La devoción a María a través de los siglos se manifiesta más allá de las obras de arte arquitectónicas. El visitante descubrirá numerosos objetos de arte sacro, dedicados al culto.

El Museo de Fourvière expone el Tesoro de la basílica, una muestra muy representativa de la orfebrería de los siglos XIX y XX, con piezas de artistas parisinos (Froment-Meurice) y lioneses (Armand-Calliat).

La mayor parte del Tesoro data de la construcción de la basílica, a finales del siglo XIX. Muchas familias lionesas, a veces muy modestas, acudían a la Comisión de Fourvière para aportar una ofrenda para la construcción de la iglesia votiva, como dinero, objetos de orfebrería, piedras preciosas, bordados de oro, etc.

Los donativos se han perpetuado hasta nuestros días, en agradecimiento de una oración atendida, una curación o un “milagro”. Algunas importantes personalidades políticas o eclesiásticas también han contribuido a enriquecer el Tesoro de la basílica.
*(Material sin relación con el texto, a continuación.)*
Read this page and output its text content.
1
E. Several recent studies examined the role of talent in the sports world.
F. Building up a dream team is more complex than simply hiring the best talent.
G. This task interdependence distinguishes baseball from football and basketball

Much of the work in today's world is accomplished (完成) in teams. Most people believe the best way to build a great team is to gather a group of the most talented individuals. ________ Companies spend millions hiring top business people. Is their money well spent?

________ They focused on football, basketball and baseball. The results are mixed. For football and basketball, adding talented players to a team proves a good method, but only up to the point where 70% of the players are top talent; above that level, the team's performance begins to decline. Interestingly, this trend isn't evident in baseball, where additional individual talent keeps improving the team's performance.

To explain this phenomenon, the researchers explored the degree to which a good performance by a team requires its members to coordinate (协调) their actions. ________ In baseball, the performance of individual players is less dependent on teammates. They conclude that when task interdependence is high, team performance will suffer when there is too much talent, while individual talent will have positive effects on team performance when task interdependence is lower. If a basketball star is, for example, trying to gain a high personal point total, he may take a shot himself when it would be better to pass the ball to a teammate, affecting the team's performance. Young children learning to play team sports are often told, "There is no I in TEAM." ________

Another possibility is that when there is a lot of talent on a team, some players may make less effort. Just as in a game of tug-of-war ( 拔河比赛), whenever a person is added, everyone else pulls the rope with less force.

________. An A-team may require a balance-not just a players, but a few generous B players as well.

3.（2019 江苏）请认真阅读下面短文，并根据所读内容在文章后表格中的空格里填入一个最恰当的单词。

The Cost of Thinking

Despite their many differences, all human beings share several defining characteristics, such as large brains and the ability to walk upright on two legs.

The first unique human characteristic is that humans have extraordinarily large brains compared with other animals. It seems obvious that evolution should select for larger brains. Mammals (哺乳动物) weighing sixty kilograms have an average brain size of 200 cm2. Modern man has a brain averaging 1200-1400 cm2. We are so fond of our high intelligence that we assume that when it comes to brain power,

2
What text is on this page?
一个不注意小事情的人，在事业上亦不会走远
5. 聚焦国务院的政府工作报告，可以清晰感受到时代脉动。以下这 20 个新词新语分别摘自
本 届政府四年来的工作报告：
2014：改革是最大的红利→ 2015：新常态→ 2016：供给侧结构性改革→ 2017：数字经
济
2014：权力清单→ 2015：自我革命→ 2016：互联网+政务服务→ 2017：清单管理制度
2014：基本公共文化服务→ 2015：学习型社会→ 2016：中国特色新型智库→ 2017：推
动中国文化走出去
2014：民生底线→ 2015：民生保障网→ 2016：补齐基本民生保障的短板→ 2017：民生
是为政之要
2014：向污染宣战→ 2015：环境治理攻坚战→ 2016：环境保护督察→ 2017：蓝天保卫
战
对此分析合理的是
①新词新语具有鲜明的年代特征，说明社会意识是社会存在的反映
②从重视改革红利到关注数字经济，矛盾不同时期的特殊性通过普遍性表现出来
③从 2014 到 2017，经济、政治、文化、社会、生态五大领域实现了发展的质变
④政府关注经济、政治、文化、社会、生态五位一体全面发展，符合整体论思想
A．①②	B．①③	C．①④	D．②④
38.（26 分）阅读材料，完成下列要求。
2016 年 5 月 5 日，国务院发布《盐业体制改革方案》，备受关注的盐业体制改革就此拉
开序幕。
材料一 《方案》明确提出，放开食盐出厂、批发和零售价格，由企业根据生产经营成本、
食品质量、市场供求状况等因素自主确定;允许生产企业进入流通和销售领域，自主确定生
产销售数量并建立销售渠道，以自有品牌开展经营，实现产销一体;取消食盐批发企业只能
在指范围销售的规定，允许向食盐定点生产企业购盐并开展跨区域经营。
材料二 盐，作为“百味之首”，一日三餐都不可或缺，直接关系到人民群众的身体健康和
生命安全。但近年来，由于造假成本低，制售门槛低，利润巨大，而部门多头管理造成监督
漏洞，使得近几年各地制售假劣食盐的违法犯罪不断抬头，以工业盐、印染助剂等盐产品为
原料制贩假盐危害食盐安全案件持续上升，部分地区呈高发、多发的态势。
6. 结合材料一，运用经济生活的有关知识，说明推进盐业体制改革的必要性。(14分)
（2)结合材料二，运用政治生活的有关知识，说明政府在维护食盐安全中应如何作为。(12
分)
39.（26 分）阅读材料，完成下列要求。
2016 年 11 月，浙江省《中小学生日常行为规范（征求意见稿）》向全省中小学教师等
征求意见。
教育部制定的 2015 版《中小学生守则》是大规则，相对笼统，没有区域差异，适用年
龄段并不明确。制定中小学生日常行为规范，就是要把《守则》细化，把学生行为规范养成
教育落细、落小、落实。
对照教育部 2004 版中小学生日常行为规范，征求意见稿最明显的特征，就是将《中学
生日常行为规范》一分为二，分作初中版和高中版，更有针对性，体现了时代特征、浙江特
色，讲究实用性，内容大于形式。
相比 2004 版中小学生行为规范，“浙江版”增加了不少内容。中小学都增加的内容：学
El cardenal Fesch, tío de Napoleón I y arzobispo de Lyon, y Napoleón III han sido de los más célebres. La gran diversidad de donantes otorga al Tesoro un carácter inestimable, que va mucho más allá de su valor material.

Para honrar esos donativos y no desvirtuar la finalidad de los objetos, se utilizan con frecuencia para la liturgia y las grandes ceremonias del año. Así, cada 8 de septiembre, en la conmemoración del voto de los escabinos, el arzobispo de Lyon bendice la ciudad con el ostensorio de Fourvière, obra esencial del orfebre Armand-Calliat.